Sporting hero Andrew ‘Freddie’ Flintoff is taking on what might be the biggest challenge of his entire career: he’s going to attempt to set up on one of the country’s most unlikely cricket teams.
On his roster: 11 talented teens from some of the most underprivileged parts of his native Lancashire. They have never played cricket before in their lives and probably haven’t even considered it, deeming cricket as the domain of the posh and the privileged. Freddie’s goal is simple: to prove that anyone can find camaraderie, confidence and success playing the sport he loves. Success is by no means guaranteed, but whatever happens, Freddie is setting out to change their lives and the future of the game he so adores.
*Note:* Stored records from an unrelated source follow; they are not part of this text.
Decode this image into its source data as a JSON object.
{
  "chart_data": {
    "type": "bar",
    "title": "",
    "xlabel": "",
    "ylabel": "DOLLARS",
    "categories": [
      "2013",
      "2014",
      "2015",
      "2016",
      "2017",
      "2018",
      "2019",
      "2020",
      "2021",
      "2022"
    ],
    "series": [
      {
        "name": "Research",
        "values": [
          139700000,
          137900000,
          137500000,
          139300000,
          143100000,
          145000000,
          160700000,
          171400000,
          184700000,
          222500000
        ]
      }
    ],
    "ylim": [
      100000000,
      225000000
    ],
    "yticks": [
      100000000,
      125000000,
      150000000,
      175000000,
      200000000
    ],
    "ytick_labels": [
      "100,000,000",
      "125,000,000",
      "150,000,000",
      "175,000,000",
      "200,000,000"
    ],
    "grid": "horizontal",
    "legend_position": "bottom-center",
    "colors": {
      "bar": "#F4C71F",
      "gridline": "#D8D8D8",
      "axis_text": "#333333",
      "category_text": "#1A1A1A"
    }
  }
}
Freddie says: “I made it to the highest level of cricket attending state schools on an estate in Preston, but I can’t see many others doing that now. The vast majority of the England’s men’s national cricket team attended private school. Cricket is more elitist per head than rugby, rowing and the House of Lords. We’ve got to do something to get young, working-class people playing our national summer sport again. I really hope this series can demonstrate that with some time and coaching anyone can learn to love cricket and have the opportunities that came my way.”
Clare Sillery, Head of Commissioning, Documentaries, History and Religion, says: “I am delighted to be working with Freddie and South Shore on what promises to be an interesting and unique series. I can’t wait to see what unfolds when one of our greatest sporting heroes, who has a genuine passion and commitment to bring change to youngsters’ lives, takes on this challenge.”